Bei allem Respekt für Herkners überzeugenden Entwurf: Das Überraschende, Verwegene und Unangepasste, das Toogoods Stuhl so besonders macht, fehlt allerdings bei "Taru". Wer im Rahmen der imm 2020 einen Blick auf sensationelles Design jenseits des Mainstreams werfen wollte, konnte dies an zwei Orten tun. In einer schmucklosen Passage auf dem Messegelände zeigte AHEC, der Zentralverband der amerikanischen Hartholzindustrie, das für die London Design Week 2019 entstandene "Legacy"-Projekt.
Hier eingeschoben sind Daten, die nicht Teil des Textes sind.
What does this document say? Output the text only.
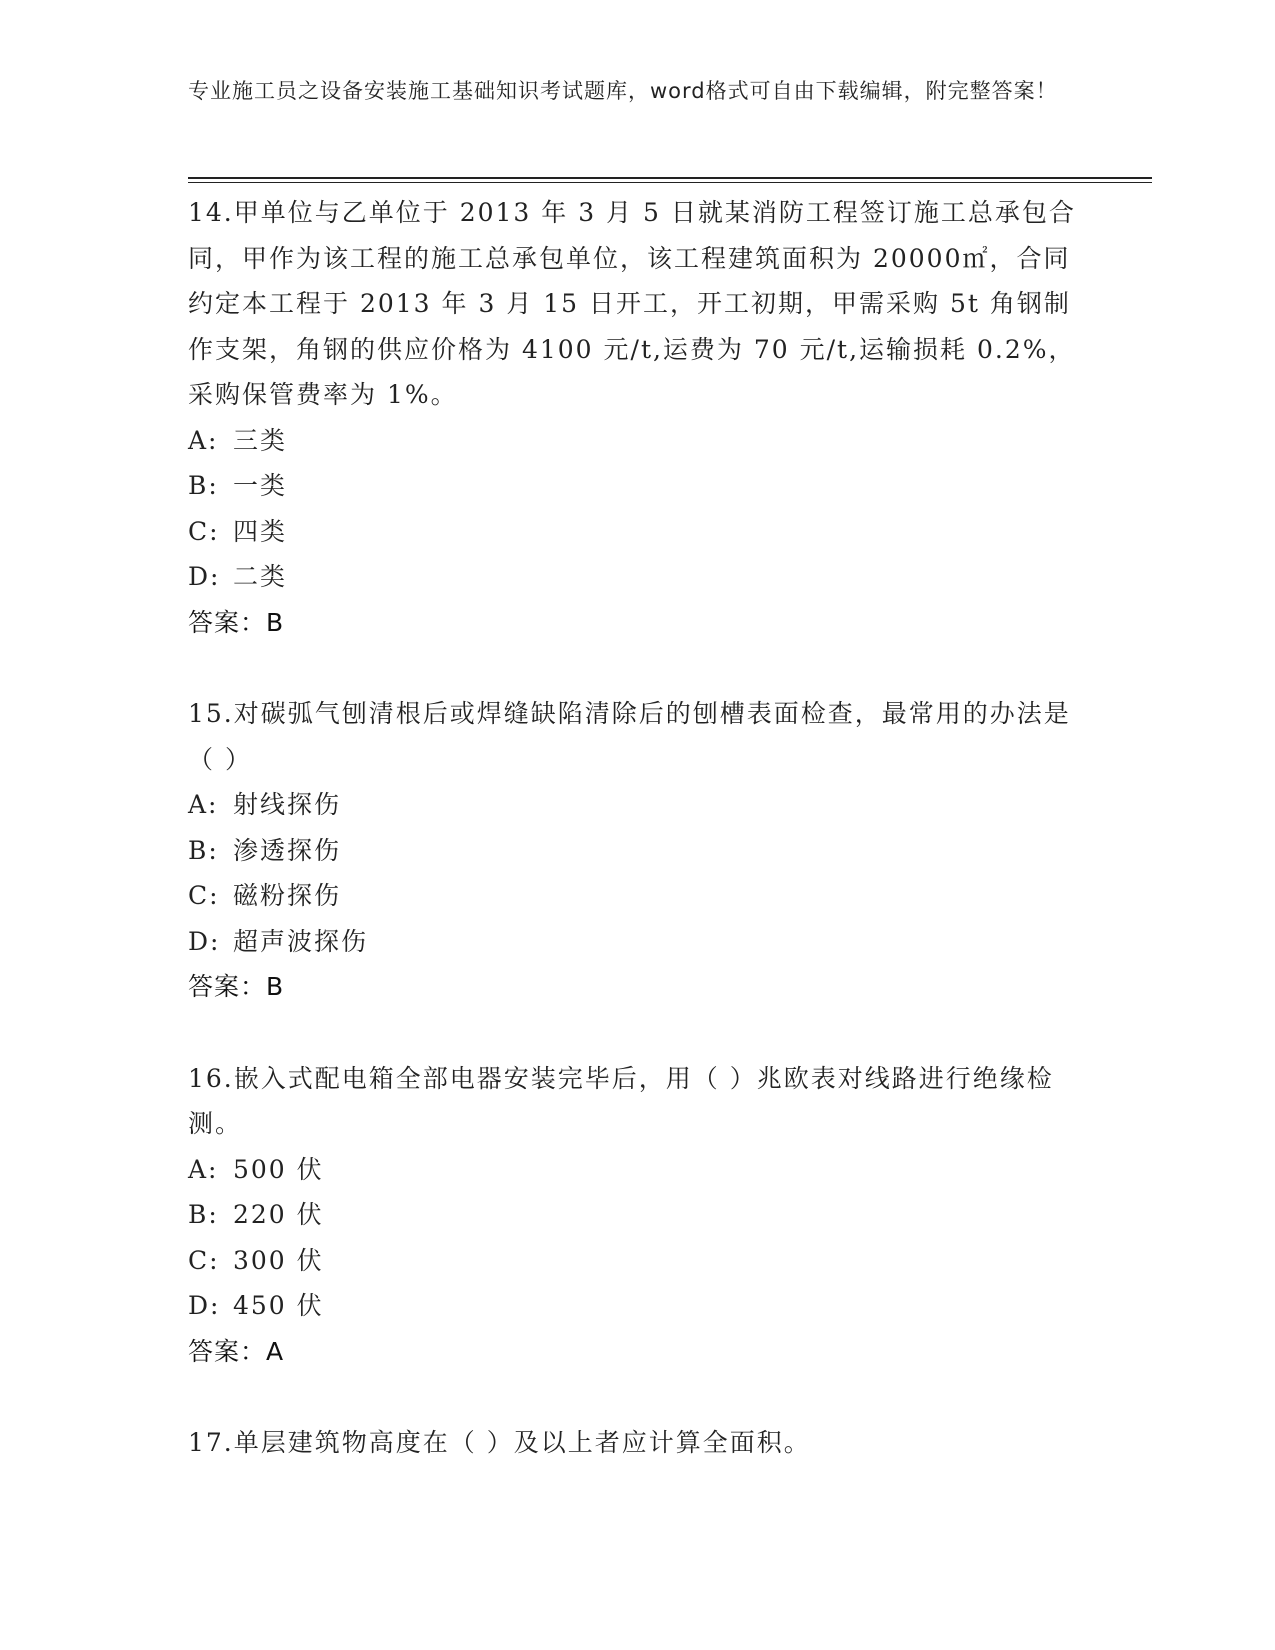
专业施工员之设备安装施工基础知识考试题库，word格式可自由下载编辑，附完整答案！

14.甲单位与乙单位于 2013 年 3 月 5 日就某消防工程签订施工总承包合同，甲作为该工程的施工总承包单位，该工程建筑面积为 20000㎡，合同约定本工程于 2013 年 3 月 15 日开工，开工初期，甲需采购 5t 角钢制作支架，角钢的供应价格为 4100 元/t,运费为 70 元/t,运输损耗 0.2%，采购保管费率为 1%。

A: 三类
B: 一类
C: 四类
D: 二类
答案：B

15.对碳弧气刨清根后或焊缝缺陷清除后的刨槽表面检查，最常用的办法是（ ）

A: 射线探伤
B: 渗透探伤
C: 磁粉探伤
D: 超声波探伤
答案：B

16.嵌入式配电箱全部电器安装完毕后，用（ ）兆欧表对线路进行绝缘检测。

A: 500 伏
B: 220 伏
C: 300 伏
D: 450 伏
答案：A

17.单层建筑物高度在（ ）及以上者应计算全面积。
Auch wenn die Präsentation in Köln weit unglamouröser ausfiel, als bei der Premiere im Victoria & Albert Museum – die zehn Exponate, die unter anderem von Jasper Morrison und Max Lamb entworfen wurden, sind fraglos das Beste, was an Design auf dem Messegelände zu sehen war. Es ist wirklich begeisternd, welche Qualität die Entwürfe, bei aller Andersartigkeit, durchgängig besitzen. Eines der Objekte, ein Lesepult für Iwona Blazwick, die Direktorin der Londoner Whitechapel Gallery, stammt vom Designduo Raw Edges, das die Architektur & Wohnen am Sonntag vor Messebeginn als Designer des Jahres auszeichnete. Die kleine Ausstellung ihrer Arbeiten, die während des imm cologne im Hotel 25hours zu sehen ist, illustriert, was der Möbelmesse und den ausstellenden Unternehmen zurzeit ein wenig fehlt: der Mut, wirklich Neues auszuprobieren! Denn wer sich ändernde gesellschaftliche Gewohnheiten immer nur mit zeitlichem Abstand nachvollzieht, dem droht, irgendwann einmal abgehängt zu werden.